Avec son deuxième numéro annuel. Univers entre vraiment dans sa nouvelle formule — celui de l'année dernière comportait encore des textes sélectionnés par Yves Frémion. Le virage est pris cette fois-ci, et Univers abandonne toute ressemblance avec une revue pour n'être qu'une anthologie — les seuls articles sont quatre interviews, tous tirés d'un recueil d'une trentaine, Dream makers,réalisé par Charles Platt (qui, n en déplaise à Jacques Sadoul, n'est pas un fan américain mais un auteur anglais proche du groupe New Wave de Michael Moorcock...). Les interviews de Platt sont intéressantes, se transformant par moments en ce que les Américains appellent des « profils », esquissés d'une plume agile C'est tout le recueil qu'il aurait fallu traduire ! Mais c'était peut-être une impossibilité commerciale...
Côté textes, Univers rend compte des tendances de la SF américaine actuelle : une bonne partie des textes marquants de l'année sont là, avec Sonate sans accompagnement, sans doute la meilleure nouvelle d'Orson Scott Card, et les deux nouvelles de George R.R. Martin qui ont raflé les Hugos à Boston, Par la croix et le dragon et Les rois des sables. Là où Scott Card utilise la SF comme véhicule pour nous prendre par les émotions, Martin se montre d'un humour raffiné (Par la croix...) ou maître consommé de la SF classique (Les rois des sables). Ce sont là de nouveaux noms auxquels vous allez devoir vous habituer, de même qu'à ceux de C.J. Cherryh et Lisa Tuttle, qui donnent chacune un texte typique de leur production, dans leurs registres respectifs : space-opera et psychologie angoissée.
Mais tout n'est, hélas, pas bon dans la production américaine actuelle, et répétition et commercialisme y ressurgissent trop souvent. Un bon exemple en est le texte d'Anne Lear, qui se situe en plein dans la mode consistant à rhabiller en SF moderne, à grands coups de voyage dans le temps, de grands mythes anglais du siècle dernier : Sherlock Holmes, les romans de Wells, Jack l'Eventreur... C'était amusant dans La machine à explorer l'espace ou C'était demain, mais j'en ai maintenant une véritable indigestion, et chaque rebondissement de cette histoire-ci devient tristement prévisible...

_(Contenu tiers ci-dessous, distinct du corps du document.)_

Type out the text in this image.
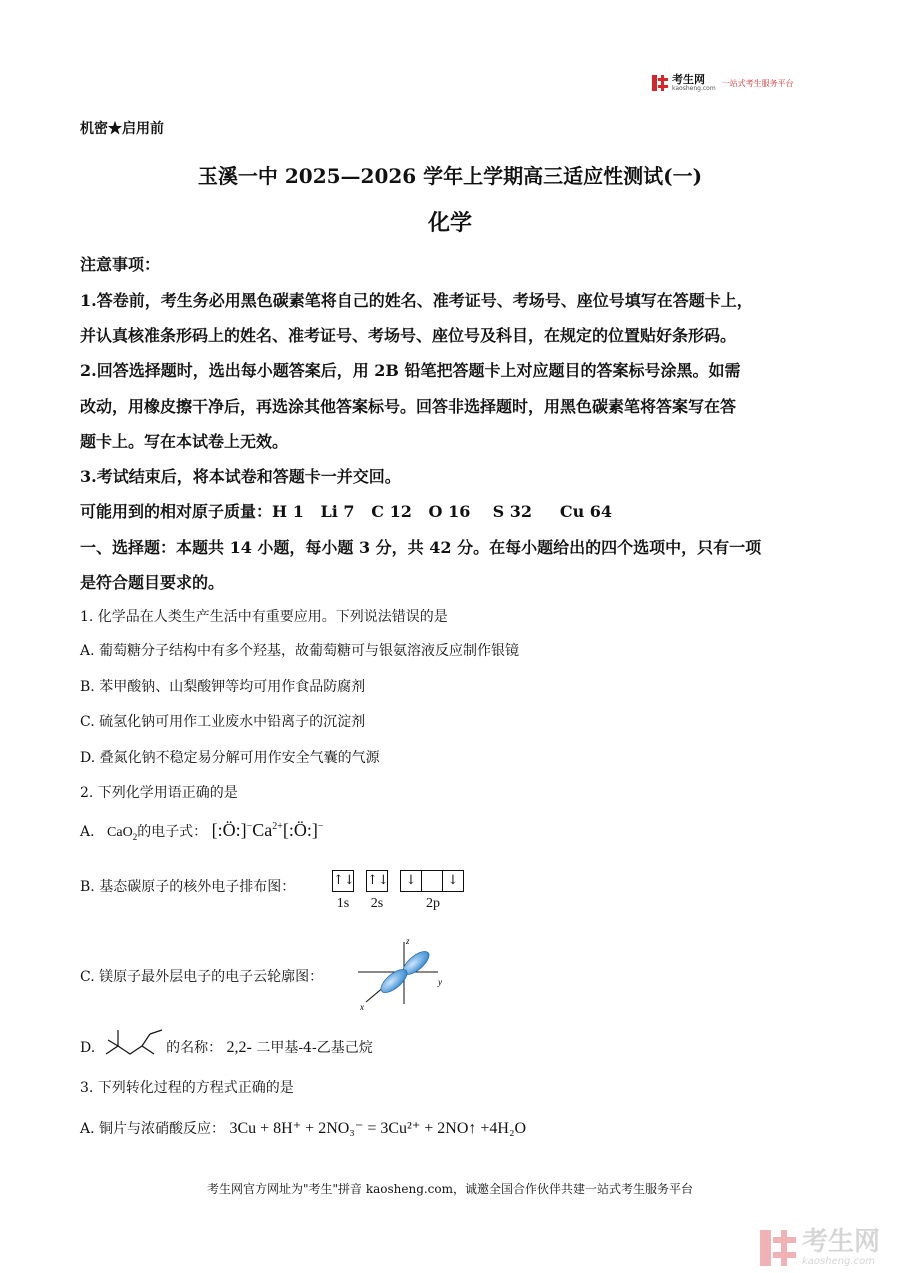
考生网
kaosheng.com
一站式考生服务平台
机密★启用前
玉溪一中 2025—2026 学年上学期高三适应性测试(一)
化学
注意事项：
1.答卷前，考生务必用黑色碳素笔将自己的姓名、准考证号、考场号、座位号填写在答题卡上，
并认真核准条形码上的姓名、准考证号、考场号、座位号及科目，在规定的位置贴好条形码。
2.回答选择题时，选出每小题答案后，用 2B 铅笔把答题卡上对应题目的答案标号涂黑。如需
改动，用橡皮擦干净后，再选涂其他答案标号。回答非选择题时，用黑色碳素笔将答案写在答
题卡上。写在本试卷上无效。
3.考试结束后，将本试卷和答题卡一并交回。
可能用到的相对原子质量：H 1   Li 7   C 12   O 16    S 32     Cu 64
一、选择题：本题共 14 小题，每小题 3 分，共 42 分。在每小题给出的四个选项中，只有一项
是符合题目要求的。
1. 化学品在人类生产生活中有重要应用。下列说法错误的是
A. 葡萄糖分子结构中有多个羟基，故葡萄糖可与银氨溶液反应制作银镜
B. 苯甲酸钠、山梨酸钾等均可用作食品防腐剂
C. 硫氢化钠可用作工业废水中铅离子的沉淀剂
D. 叠氮化钠不稳定易分解可用作安全气囊的气源
2. 下列化学用语正确的是
A. CaO$_2$的电子式： $[:Ö:]^-Ca^{2+}[:Ö:]^-$
B. 基态碳原子的核外电子排布图：	↑↓ ↑↓	↓	↓
1s	2s	2p
C. 镁原子最外层电子的电子云轮廓图：
z
y
x
D.	的名称： 2,2- 二甲基-4-乙基己烷
3. 下列转化过程的方程式正确的是
A. 铜片与浓硝酸反应： 3Cu + 8H⁺ + 2NO₃⁻ = 3Cu²⁺ + 2NO↑ +4H₂O
考生网官方网址为"考生"拼音 kaosheng.com，诚邀全国合作伙伴共建一站式考生服务平台
考生网
kaosheng.com
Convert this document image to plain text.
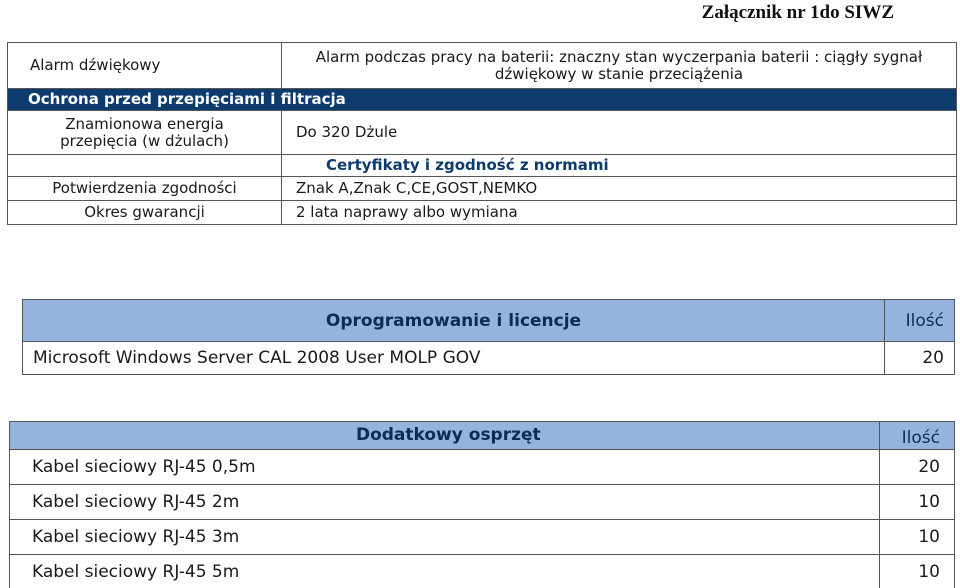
Załącznik nr 1do SIWZ
Alarm dźwiękowy	Alarm podczas pracy na baterii: znaczny stan wyczerpania baterii : ciągły sygnał
dźwiękowy w stanie przeciążenia

Ochrona przed przepięciami i filtracja	

Znamionowa energia
przepięcia (w dżulach)	Do 320 Dżule
	Certyfikaty i zgodność z normami
Potwierdzenia zgodności	Znak A,Znak C,CE,GOST,NEMKO
Okres gwarancji	2 lata naprawy albo wymiana
Oprogramowanie i licencje	Ilość
Microsoft Windows Server CAL 2008 User MOLP GOV	20
Dodatkowy osprzęt	Ilość
Kabel sieciowy RJ-45 0,5m	20
Kabel sieciowy RJ-45 2m	10
Kabel sieciowy RJ-45 3m	10
Kabel sieciowy RJ-45 5m	10
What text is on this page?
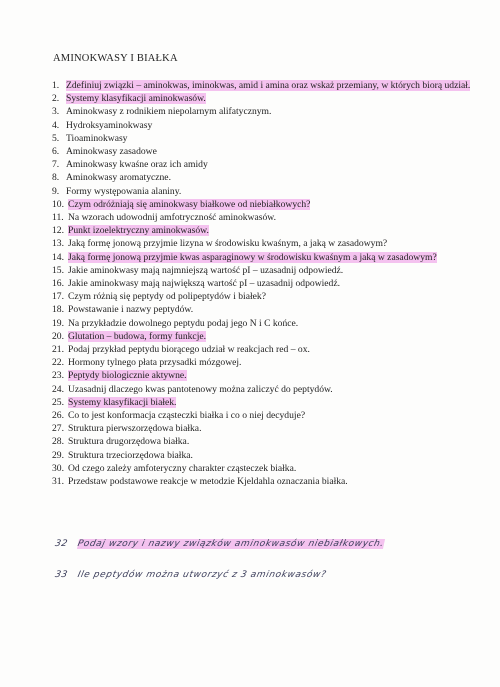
AMINOKWASY I BIAŁKA
1. Zdefiniuj związki – aminokwas, iminokwas, amid i amina oraz wskaż przemiany, w których biorą udział.
2. Systemy klasyfikacji aminokwasów.
3. Aminokwasy z rodnikiem niepolarnym alifatycznym.
4. Hydroksyaminokwasy
5. Tioaminokwasy
6. Aminokwasy zasadowe
7. Aminokwasy kwaśne oraz ich amidy
8. Aminokwasy aromatyczne.
9. Formy występowania alaniny.
10. Czym odróżniają się aminokwasy białkowe od niebiałkowych?
11. Na wzorach udowodnij amfotryczność aminokwasów.
12. Punkt izoelektryczny aminokwasów.
13. Jaką formę jonową przyjmie lizyna w środowisku kwaśnym, a jaką w zasadowym?
14. Jaką formę jonową przyjmie kwas asparaginowy w środowisku kwaśnym a jaką w zasadowym?
15. Jakie aminokwasy mają najmniejszą wartość pI – uzasadnij odpowiedź.
16. Jakie aminokwasy mają największą wartość pI – uzasadnij odpowiedź.
17. Czym różnią się peptydy od polipeptydów i białek?
18. Powstawanie i nazwy peptydów.
19. Na przykładzie dowolnego peptydu podaj jego N i C końce.
20. Glutation – budowa, formy funkcje.
21. Podaj przykład peptydu biorącego udział w reakcjach red – ox.
22. Hormony tylnego płata przysadki mózgowej.
23. Peptydy biologicznie aktywne.
24. Uzasadnij dlaczego kwas pantotenowy można zaliczyć do peptydów.
25. Systemy klasyfikacji białek.
26. Co to jest konformacja cząsteczki białka i co o niej decyduje?
27. Struktura pierwszorzędowa białka.
28. Struktura drugorzędowa białka.
29. Struktura trzeciorzędowa białka.
30. Od czego zależy amfoteryczny charakter cząsteczek białka.
31. Przedstaw podstawowe reakcje w metodzie Kjeldahla oznaczania białka.
32 Podaj wzory i nazwy związków aminokwasów niebiałkowych.
33 Ile peptydów można utworzyć z 3 aminokwasów?
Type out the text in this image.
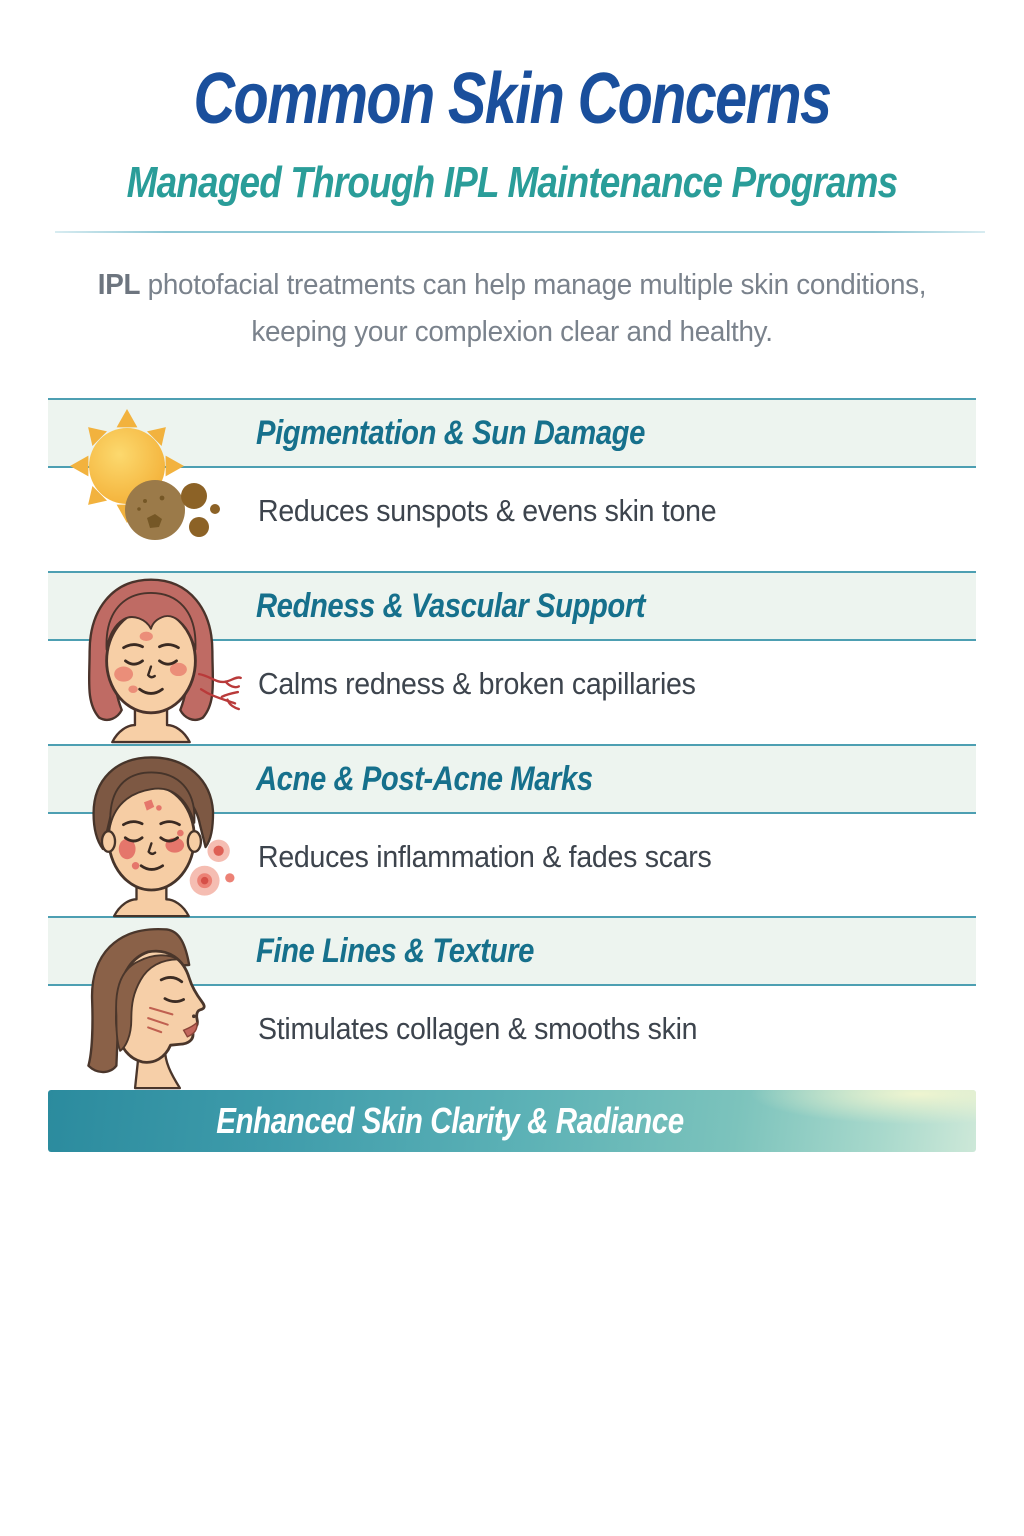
Common Skin Concerns
Managed Through IPL Maintenance Programs

IPL photofacial treatments can help manage multiple skin conditions,
keeping your complexion clear and healthy.

Pigmentation & Sun Damage

Reduces sunspots & evens skin tone

Redness & Vascular Support

Calms redness & broken capillaries

Acne & Post-Acne Marks

Reduces inflammation & fades scars

Fine Lines & Texture

Stimulates collagen & smooths skin

Enhanced Skin Clarity & Radiance
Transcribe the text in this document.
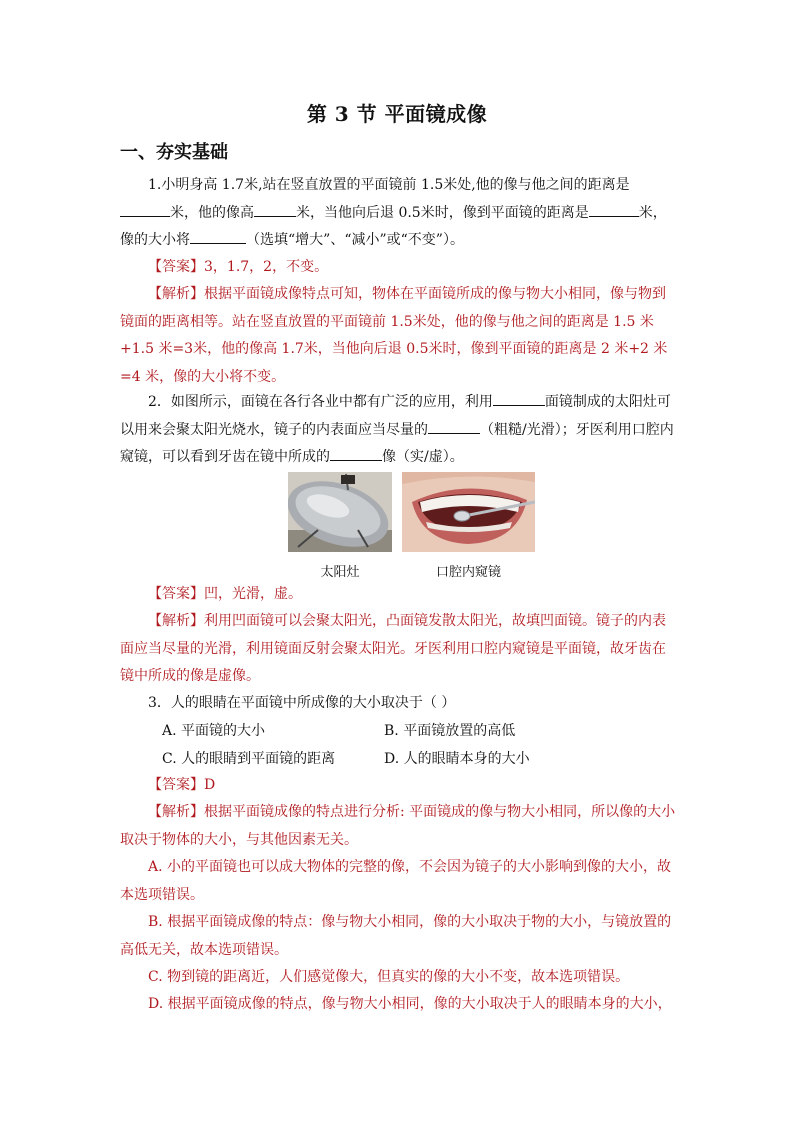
第 3 节 平面镜成像
一、夯实基础
1.小明身高 1.7米,站在竖直放置的平面镜前 1.5米处,他的像与他之间的距离是米，他的像高	米，当他向后退 0.5米时，像到平面镜的距离是	米，像的大小将	（选填“增大”、“减小”或“不变”）。
【答案】3，1.7，2，不变。
【解析】根据平面镜成像特点可知，物体在平面镜所成的像与物大小相同，像与物到镜面的距离相等。站在竖直放置的平面镜前 1.5米处，他的像与他之间的距离是 1.5 米+1.5 米=3米，他的像高 1.7米，当他向后退 0.5米时，像到平面镜的距离是 2 米+2 米=4 米，像的大小将不变。
2．如图所示，面镜在各行各业中都有广泛的应用，利用	面镜制成的太阳灶可以用来会聚太阳光烧水，镜子的内表面应当尽量的	（粗糙/光滑）；牙医利用口腔内窥镜，可以看到牙齿在镜中所成的	像（实/虚）。
太阳灶	口腔内窥镜
【答案】凹，光滑，虚。
【解析】利用凹面镜可以会聚太阳光，凸面镜发散太阳光，故填凹面镜。镜子的内表面应当尽量的光滑，利用镜面反射会聚太阳光。牙医利用口腔内窥镜是平面镜，故牙齿在镜中所成的像是虚像。
3．人的眼睛在平面镜中所成像的大小取决于（ ）
A. 平面镜的大小	B. 平面镜放置的高低
C. 人的眼睛到平面镜的距离	D. 人的眼睛本身的大小
【答案】D
【解析】根据平面镜成像的特点进行分析: 平面镜成的像与物大小相同，所以像的大小取决于物体的大小，与其他因素无关。
A. 小的平面镜也可以成大物体的完整的像，不会因为镜子的大小影响到像的大小，故本选项错误。
B. 根据平面镜成像的特点：像与物大小相同，像的大小取决于物的大小，与镜放置的高低无关，故本选项错误。
C. 物到镜的距离近，人们感觉像大，但真实的像的大小不变，故本选项错误。
D. 根据平面镜成像的特点，像与物大小相同，像的大小取决于人的眼睛本身的大小，
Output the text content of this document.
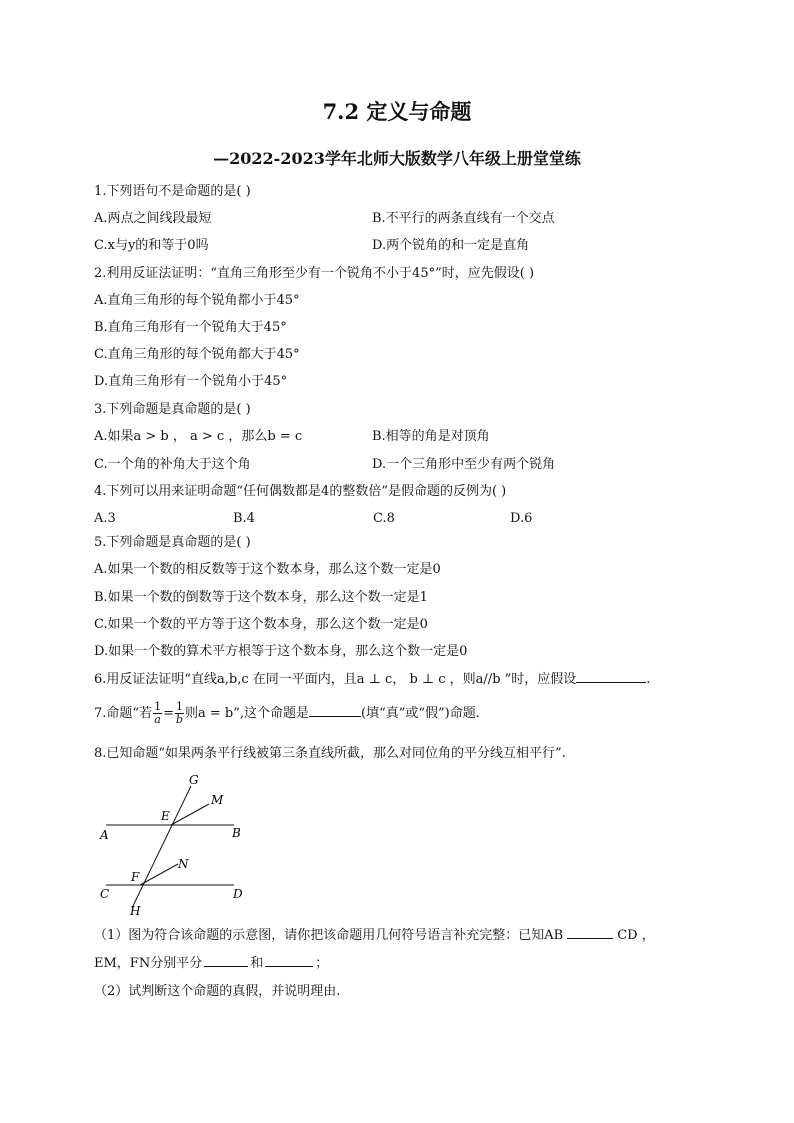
7.2 定义与命题
—2022-2023学年北师大版数学八年级上册堂堂练
1.下列语句不是命题的是( )
A.两点之间线段最短	B.不平行的两条直线有一个交点
C.x与y的和等于0吗	D.两个锐角的和一定是直角
2.利用反证法证明：“直角三角形至少有一个锐角不小于45°”时，应先假设( )
A.直角三角形的每个锐角都小于45°
B.直角三角形有一个锐角大于45°
C.直角三角形的每个锐角都大于45°
D.直角三角形有一个锐角小于45°
3.下列命题是真命题的是( )
A.如果a > b ， a > c ，那么b = c	B.相等的角是对顶角
C.一个角的补角大于这个角	D.一个三角形中至少有两个锐角
4.下列可以用来证明命题“任何偶数都是4的整数倍”是假命题的反例为( )
A.3	B.4	C.8	D.6
5.下列命题是真命题的是( )
A.如果一个数的相反数等于这个数本身，那么这个数一定是0
B.如果一个数的倒数等于这个数本身，那么这个数一定是1
C.如果一个数的平方等于这个数本身，那么这个数一定是0
D.如果一个数的算术平方根等于这个数本身，那么这个数一定是0
6.用反证法证明“直线a,b,c 在同一平面内，且a ⊥ c， b ⊥ c ，则a//b ”时，应假设	.
7.命题“若 $\frac{1}{a} = \frac{1}{b}$ 则a = b”,这个命题是	(填“真”或“假”)命题.
8.已知命题“如果两条平行线被第三条直线所截，那么对同位角的平分线互相平行”.
G
M
E
A	B
N
F
C	D
H
（1）图为符合该命题的示意图，请你把该命题用几何符号语言补充完整：已知AB	CD ，
EM，FN分别平分	和	；
（2）试判断这个命题的真假，并说明理由.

Les vieux d'autre part ne se défendent pas mal ; Silverberg revient même aux nouvelles avec Notre-Dame des Sauropodes, pas déshonorant du tout ; la nouvelle de Wolfe est la seule du volume à avouer dix ans d'âge, mais elle ne s'en porte pas plus mal, c'est un texte délicieux, tout en finesse ; seul le Sheckley est médiocre, alors qu'au contraire Nous les achetés de Fred Pohl est une réussite à tous points de vue, un texte inoubliable : comment on se sent quand on est un esclave, destiné à être possédé arbitrairement par des extraterrestres — le thème reçoit un traitement largement supérieur à celui qu'il avait reçu dans L'ultime fléau. La nouvelle veine de Pohl n'a pas fini de nous étonner.
Univers n'est pas toutefois que le reflet de la SF américaine : il présente aussi des œuvres inédites, de la SF autochtone (mentionnons à part, le cas de Scott Baker, Américain vivant à Paris, dont la nouvelle est publiée pour la première fois en traduction). Dans ce domaine plus spécifique, la réussite est malheureusement moins évidente. Le ratage le plus lamentable est celui de la nouvelle de Jerry A. California (avec un pseudonyme pareil !), qui malgré d'honorables goûts musicaux en dehors des sentiers battus (Blue Cheer et Jorma Kaukonen) donne une nouvelle discographiquement exacte, sans style et sans idées, à peine bonne pour un fanzine rock imitation de Philippe Manœuvre de troisième zone. Surnagent Nolane — avec un texte qui relève plus de l'hémoglobine de la veine nolanienne que de la SF — et surtout le tandem Sylviane Corgiat et Bruno Lecigne, avec le seul exemple de SF française post-jeuryienne du recueil, un texte délocalisé et lourd de symboles.
Moralité : lisez Univers pour savoir ce qui se vend de meilleur aux USA.